In Brasilien wird sich der Gymnasiast, der 2019 ins Berliner Internat gewechselt ist, mit seinem Partner Lui Wüst nun aber selbst organisieren müssen. „Ein Flug kostet 1600 Euro. Wir freuen uns, Momme das möglich zu machen. Aber selbst mitzufliegen, ist für uns nicht darstellbar“, sagt Tom Lorenz.
Entsprechend geht es in Brasilien nicht nur um den sportlichen Erfolg. „Die Quali zu überstehen und das Hauptfeld zu erreichen, ist schon ein hochgestecktes Ziel“, sagt Momme Lorenz. „Wir haben die Chance ergriffen, dass viele Top-Teams eine Pause einlegen, um überhaupt mal dabei zu sein. Jetzt geht es auch darum, das gesamte Umfeld mit Flug, Unterkunft und den Gegebenheiten beim Turnier zu organisieren.“ Bei der World Tour sind die jungen Spieler auf sich gestellt, selbst ein Coach ist nicht dabei. Zu den Jugend-Weltmeisterschaften hat der Volleyballverband dann wieder die Zügel in der Hand.

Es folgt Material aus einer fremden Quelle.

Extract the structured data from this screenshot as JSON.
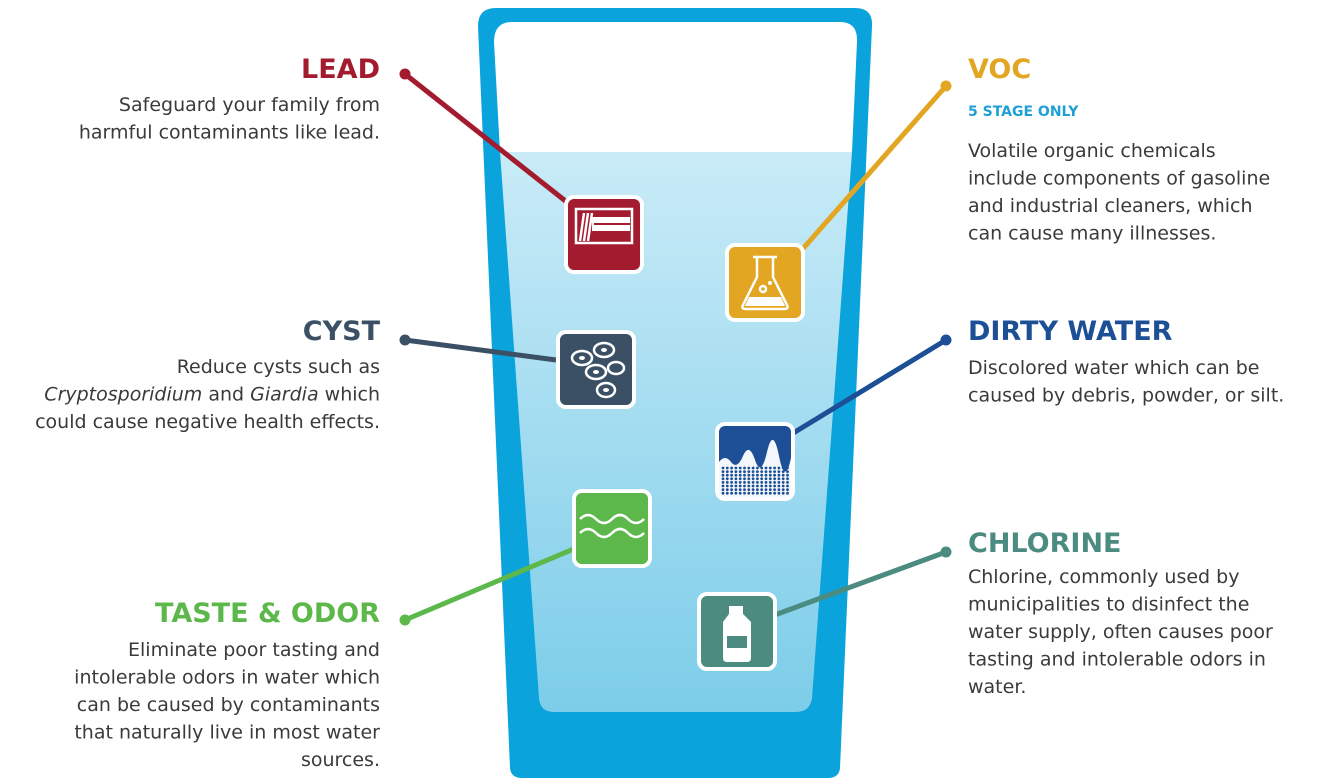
{
  "items": [
    {
      "title": "LEAD",
      "color": "#a31b2e",
      "description_lines": [
        "Safeguard your family from",
        "harmful contaminants like lead."
      ]
    },
    {
      "title": "CYST",
      "color": "#3b5064",
      "description_lines": [
        "Reduce cysts such as",
        [
          "Cryptosporidium",
          " and ",
          "Giardia",
          " which"
        ],
        "could cause negative health effects."
      ]
    },
    {
      "title": "TASTE & ODOR",
      "color": "#5cb84a",
      "description_lines": [
        "Eliminate poor tasting and",
        "intolerable odors in water which",
        "can be caused by contaminants",
        "that naturally live in most water",
        "sources."
      ]
    },
    {
      "title": "VOC",
      "subtitle": "5 STAGE ONLY",
      "color": "#e3a623",
      "description_lines": [
        "Volatile organic chemicals",
        "include components of gasoline",
        "and industrial cleaners, which",
        "can cause many illnesses."
      ]
    },
    {
      "title": "DIRTY WATER",
      "color": "#1c4f96",
      "description_lines": [
        "Discolored water which can be",
        "caused by debris, powder, or silt."
      ]
    },
    {
      "title": "CHLORINE",
      "color": "#4c8b80",
      "description_lines": [
        "Chlorine, commonly used by",
        "municipalities to disinfect the",
        "water supply, often causes poor",
        "tasting and intolerable odors in",
        "water."
      ]
    }
  ],
  "subtitle_color": "#1e9fd6"
}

Eine Medaille möchte Momme Lorenz gern aus Thailand mitbringen, allerdings gibt es ein Problem. Da Lui Wüst mit einem anderen Partner spielen soll, fehlt dem Kieler ein Counterpart. Aktuell ist eine Kombination mit Philipp Huster vorgesehen. Doch der 2,05-Meter-Mann ist wie Lorenz Blockspieler. Die Herausforderung wird also sein, die richtige Aufstellung zu finden. So wie die bisherige Karriere von Momme Lorenz davon gekennzeichnet ist, einen passenden Abwehrspieler zu finden.
Allein in 2021 hat er mit vier unterschiedlichen Partnern gespielt. Immerhin hat sich das Zusammenspiel mit dem 23-jährigen Simon Kulzer als so erfolgreich erwiesen, dass das Duo nun gemeinsam für 2022 plant.
Im Frühjahr 2023 steht das Abitur an und im Anschluss gern der Wechsel an den Stützpunkt nach Hamburg, um von hier die Beachvolleyball-Karriere voranzutreiben: „Ich kann mir gut vorstellen, mich mit Beachvolleyball zu finanzieren. Die Strände der Welt kennenzulernen, ist eine tolle Aussicht.“ 2028 darf gern auch der olympische Strand von Los Angeles dabei sein. „Viele trauen ihm zu, das zu erreichen“, sagt Vater Tom.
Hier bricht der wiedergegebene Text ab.